Капли ударялись в стекло, ползли вниз, соединяясь в мокрые дорожки, по улице пробегали редкие прохожие с зонтами и в плащах, и снова становилось пусто.
Новое платье красовалось на плечиках, Лена велела мамуле в шифоньер его не убирать, и, когда взгляд касался сиреневого пятна с пестрыми разводами, улыбка трогала Ленины губы.
Вот бы девчонки увидели ее в обнове! Взять бы и появиться на вечере в новом платье.
Вечера у них проводились часто. Вера Ильинична говорила, даже чаще, чем в нормальной школе.
В зал собирались все жители интерната — и учителя и нянечки. На сцену не выходили, она обычно пустовала, и это было справедливо.

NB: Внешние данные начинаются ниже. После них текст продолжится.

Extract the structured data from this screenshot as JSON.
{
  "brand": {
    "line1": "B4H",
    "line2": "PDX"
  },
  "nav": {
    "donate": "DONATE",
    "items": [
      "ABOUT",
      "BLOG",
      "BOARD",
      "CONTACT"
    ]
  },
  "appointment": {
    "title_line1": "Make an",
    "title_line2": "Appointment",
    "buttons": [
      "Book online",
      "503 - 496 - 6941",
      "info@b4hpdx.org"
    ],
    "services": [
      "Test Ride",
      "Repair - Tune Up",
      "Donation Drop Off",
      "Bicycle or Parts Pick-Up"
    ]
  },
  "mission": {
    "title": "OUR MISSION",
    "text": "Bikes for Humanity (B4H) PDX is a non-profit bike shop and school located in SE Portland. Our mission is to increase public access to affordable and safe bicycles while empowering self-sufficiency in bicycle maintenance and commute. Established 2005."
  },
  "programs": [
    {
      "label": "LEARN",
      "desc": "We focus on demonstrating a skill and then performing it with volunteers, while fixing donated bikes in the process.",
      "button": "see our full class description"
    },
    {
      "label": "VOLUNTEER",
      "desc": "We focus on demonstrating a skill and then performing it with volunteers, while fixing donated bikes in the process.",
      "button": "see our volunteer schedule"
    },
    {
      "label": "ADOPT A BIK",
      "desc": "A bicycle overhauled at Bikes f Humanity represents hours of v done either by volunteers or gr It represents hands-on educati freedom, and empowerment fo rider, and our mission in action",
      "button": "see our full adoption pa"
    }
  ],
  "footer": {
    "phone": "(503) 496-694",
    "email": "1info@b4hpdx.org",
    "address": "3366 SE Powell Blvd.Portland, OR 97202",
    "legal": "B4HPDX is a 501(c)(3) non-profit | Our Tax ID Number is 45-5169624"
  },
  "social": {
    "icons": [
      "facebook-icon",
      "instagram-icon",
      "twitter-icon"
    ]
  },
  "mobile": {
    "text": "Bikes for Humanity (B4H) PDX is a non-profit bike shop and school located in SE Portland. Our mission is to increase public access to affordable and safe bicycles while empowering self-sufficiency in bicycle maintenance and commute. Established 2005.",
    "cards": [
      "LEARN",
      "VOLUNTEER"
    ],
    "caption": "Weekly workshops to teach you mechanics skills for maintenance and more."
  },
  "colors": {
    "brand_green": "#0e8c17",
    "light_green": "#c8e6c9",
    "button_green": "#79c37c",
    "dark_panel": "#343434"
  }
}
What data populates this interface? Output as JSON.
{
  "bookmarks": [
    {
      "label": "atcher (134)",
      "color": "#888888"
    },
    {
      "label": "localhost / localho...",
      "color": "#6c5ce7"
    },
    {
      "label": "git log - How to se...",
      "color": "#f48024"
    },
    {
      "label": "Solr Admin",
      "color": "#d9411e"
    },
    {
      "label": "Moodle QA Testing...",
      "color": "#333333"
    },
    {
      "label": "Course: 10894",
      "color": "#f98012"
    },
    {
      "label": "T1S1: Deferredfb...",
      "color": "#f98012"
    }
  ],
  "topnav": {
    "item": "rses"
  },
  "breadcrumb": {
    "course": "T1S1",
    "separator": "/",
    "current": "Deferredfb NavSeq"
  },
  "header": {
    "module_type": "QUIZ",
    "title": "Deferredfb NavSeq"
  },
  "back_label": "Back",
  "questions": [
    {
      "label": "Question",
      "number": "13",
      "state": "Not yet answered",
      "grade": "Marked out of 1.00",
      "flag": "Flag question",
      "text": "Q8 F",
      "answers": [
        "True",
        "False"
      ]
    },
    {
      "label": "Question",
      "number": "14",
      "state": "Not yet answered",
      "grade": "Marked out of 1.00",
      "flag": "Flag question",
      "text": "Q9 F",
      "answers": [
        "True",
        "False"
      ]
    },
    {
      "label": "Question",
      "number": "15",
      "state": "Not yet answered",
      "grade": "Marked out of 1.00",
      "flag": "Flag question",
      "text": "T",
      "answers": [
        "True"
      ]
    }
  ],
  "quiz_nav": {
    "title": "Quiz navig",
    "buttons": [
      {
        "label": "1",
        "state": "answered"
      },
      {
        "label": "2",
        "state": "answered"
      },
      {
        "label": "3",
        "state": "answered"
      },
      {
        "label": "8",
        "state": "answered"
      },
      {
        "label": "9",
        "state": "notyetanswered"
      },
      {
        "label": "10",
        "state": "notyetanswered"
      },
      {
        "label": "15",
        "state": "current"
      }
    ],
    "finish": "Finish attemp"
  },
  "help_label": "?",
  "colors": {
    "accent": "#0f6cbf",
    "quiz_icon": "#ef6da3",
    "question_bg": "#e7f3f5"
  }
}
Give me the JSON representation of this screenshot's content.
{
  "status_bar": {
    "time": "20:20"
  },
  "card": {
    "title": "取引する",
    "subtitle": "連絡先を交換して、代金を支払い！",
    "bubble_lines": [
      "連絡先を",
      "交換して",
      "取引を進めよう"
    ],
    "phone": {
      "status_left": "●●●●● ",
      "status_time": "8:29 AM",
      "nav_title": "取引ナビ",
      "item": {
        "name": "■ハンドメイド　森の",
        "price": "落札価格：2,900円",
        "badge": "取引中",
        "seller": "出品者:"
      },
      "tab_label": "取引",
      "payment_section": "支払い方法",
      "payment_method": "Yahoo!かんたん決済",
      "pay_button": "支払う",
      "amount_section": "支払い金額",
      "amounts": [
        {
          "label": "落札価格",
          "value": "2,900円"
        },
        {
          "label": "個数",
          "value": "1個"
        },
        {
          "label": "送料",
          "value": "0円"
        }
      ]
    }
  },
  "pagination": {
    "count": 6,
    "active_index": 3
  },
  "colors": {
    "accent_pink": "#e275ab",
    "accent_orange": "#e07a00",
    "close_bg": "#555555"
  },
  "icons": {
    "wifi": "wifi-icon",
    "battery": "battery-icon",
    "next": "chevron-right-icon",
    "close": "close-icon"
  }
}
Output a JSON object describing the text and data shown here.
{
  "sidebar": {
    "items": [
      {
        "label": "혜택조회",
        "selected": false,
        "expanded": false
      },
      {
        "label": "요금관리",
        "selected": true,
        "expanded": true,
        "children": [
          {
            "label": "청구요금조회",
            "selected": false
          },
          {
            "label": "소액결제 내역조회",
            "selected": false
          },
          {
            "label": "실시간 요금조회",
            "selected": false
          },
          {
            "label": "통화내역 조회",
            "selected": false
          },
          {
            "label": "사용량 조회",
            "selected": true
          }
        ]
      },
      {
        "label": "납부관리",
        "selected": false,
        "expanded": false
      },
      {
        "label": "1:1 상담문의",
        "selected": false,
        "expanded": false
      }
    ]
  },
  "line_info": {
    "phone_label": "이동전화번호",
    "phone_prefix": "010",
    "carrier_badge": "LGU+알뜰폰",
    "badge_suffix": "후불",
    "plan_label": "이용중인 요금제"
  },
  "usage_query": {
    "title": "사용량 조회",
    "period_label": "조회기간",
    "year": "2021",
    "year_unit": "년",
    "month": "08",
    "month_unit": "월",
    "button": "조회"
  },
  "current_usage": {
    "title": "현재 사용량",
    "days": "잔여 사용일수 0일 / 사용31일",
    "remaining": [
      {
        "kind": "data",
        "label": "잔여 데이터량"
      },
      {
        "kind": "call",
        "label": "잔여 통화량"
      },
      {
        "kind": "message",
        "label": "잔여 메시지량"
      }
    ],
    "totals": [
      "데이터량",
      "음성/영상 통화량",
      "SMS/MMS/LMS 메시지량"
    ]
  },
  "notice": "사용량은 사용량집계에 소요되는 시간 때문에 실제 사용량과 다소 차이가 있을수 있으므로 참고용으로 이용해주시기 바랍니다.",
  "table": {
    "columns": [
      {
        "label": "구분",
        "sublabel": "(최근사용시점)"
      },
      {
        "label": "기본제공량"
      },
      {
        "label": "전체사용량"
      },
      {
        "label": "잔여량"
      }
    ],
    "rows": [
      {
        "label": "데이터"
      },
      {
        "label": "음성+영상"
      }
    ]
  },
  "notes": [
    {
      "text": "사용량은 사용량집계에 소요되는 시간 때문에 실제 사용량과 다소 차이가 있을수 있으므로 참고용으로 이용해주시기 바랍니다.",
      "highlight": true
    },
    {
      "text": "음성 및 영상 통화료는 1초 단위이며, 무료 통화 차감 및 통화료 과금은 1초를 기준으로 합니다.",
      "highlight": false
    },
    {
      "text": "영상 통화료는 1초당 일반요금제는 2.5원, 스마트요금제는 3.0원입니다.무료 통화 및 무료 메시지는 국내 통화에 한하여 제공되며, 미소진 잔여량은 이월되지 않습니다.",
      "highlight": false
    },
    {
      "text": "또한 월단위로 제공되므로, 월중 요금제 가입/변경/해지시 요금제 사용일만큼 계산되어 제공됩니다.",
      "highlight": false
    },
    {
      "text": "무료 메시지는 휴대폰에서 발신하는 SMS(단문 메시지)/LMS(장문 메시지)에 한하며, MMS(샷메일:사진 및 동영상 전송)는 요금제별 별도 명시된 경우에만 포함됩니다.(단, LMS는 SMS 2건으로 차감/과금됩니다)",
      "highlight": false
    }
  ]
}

Как бы Лена поднялась на сцену? А она ведь не одна такая. Сидели, лежали, стояли кругом, но свободное пространство в центре круга существовало скорее для формы, нежели для дела: в него никто не выходил. Директриса, или завуч, или кто-нибудь из учителей, а чаще других Вера Ильинична, словесница, говорили, не вставая со стула, вступительные слова, а потом спрашивали, кто желает выступить.
Несколько мальчишек играли на скрипках. Была одна очень способная девочка, пианистка, тоже, как Лена, в каталке. Подъезжала к пианино, играла пьески, конечно, простые, но девочке бурно хлопали и гордились ею; ее звали Женя. Вообще у них никого никогда не принуждали, не заставляли, не готовили «номеров». Право выступить имел каждый, и вечера порой затягивались далеко за полночь: читали стихи и прозу — декламация была самым доступным жанром, слушали музыку в записях — от биг-бита и поп-оперы до Чайковского и Бетховена. Всем было весело и интересно, и всем хотелось танцев. И вот однажды, уже давно, директриса, едва пришедшая тогда из гороно, поставила пластинку и объявила вальс. Несколько девчонок, которые передвигались сносно, попробовали покружиться, но тут же одна упала, сильно расквасила нос, танцы остановили, директриса перепугалась, а наутро, говорят, главврачиха отчитала ее в учительской. С тех пор танцы устраивались, но по-другому. В круг выходили учителя или гости, если они были, включали музыку, взрослые танцевали, а девчонки и ребята жадно глядели на них и хлопали потом в ладоши. Учителя смущались, Вера Ильинична особенно, но зал громко требовал, чтобы танцы продолжались, и вот так, танцами учителей, заканчивались все вечера. Вообще они были главным событием в интернате.
Девчонки готовились к этим праздникам заранее, каждая мечтала об обнове, для них эти школьные вечера были главным развлечением и всякий раз как бы экзаменом.
Лена поражала других. Многим болезнь наносила удары — плохо давалась речь, тупела память, и стихи, например, Зина учила мучительно и остервенело, Лене память служила идеально. Лишение ног, болезнь компенсировала другим, среди прочего — обостренной памятью. Лене было достаточно прочесть дважды любое стихотворение, и она намертво запоминала его. Классная мамочка однажды даже устроила ее персональный вечер. Лена выучила множество пушкинских стихов, конечно, не по школьной программе, и устроила как бы конкурс: кто отгадает, чьи стихи. Она читала целый час, никто не отгадал ни одного стихотворения, и в конце, украсив голову Лены венком, торжествующая Вера Ильинична объявила: да ведь это все Пушкин!